For persistent defaults, choose a default model in the Settings tab (Tab to navigate, Enter to edit). The selected model determines which backend is used for new sessions. Stored defaults that point at an unavailable backend automatically fall back to the first available backend default instead of leaving the selector on a hidden choice.

For Codex and Claude sessions, the Settings tab also exposes Default Reasoning Level (low, medium, high, xhigh). The selected level is persisted per project and is sent with turns unless a session-specific override is active. For Claude, xhigh maps to --effort max, which is currently only supported by claude-opus-4-7.

Available Models🔗

Each backend offers multiple models with different trade-offs between speed, quality, and cost.

Gemini Models🔗

Model IDDescriptionDefault
gemini-3.1-pro-previewHigher-quality Gemini model for deeper reasoning.Yes
gemini-3-flash-previewFast Gemini model for quick iterations.

Claude Models🔗

Model IDDescriptionDefault
claude-opus-4-7Latest Claude Opus model for complex tasks.Yes
claude-sonnet-4-6Balanced Claude model for quality and latency.
claude-haiku-4-5-20251001Fast Claude model for lighter tasks.

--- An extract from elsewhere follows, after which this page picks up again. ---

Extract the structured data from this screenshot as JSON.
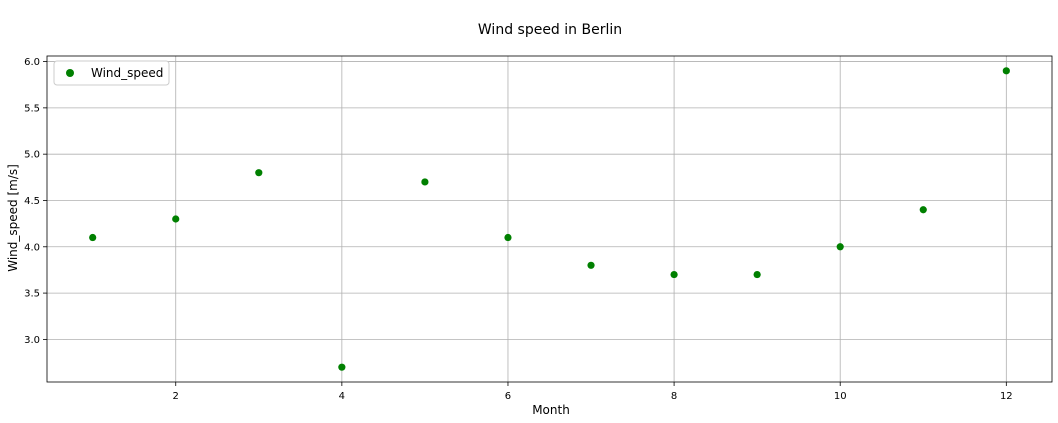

Stored project defaults or session rows that still reference claude-opus-4-6 are upgraded to claude-opus-4-7 when Agentty loads them.

Codex Models🔗

Model IDDescriptionDefault
gpt-5.4Latest Codex model for coding quality.Yes
gpt-5.3-codex-sparkCodex spark model for quick coding iterations.

Switching Models🔗

You can switch the model for the current session using the /model slash command in the prompt input. This opens a two-step picker: first choose the backend, then choose one of its models. Both steps are filtered to locally available backends, and the current session backend remains preselected when it is still runnable on the current machine.

You can also switch the reasoning level for the current session with the /reasoning slash command. The picker preselects the current effective reasoning level, using the active project's Default Reasoning Level whenever the session does not already have its own override.

To change the default model persistently, use the Settings tab (Tab to navigate to it, Enter to edit).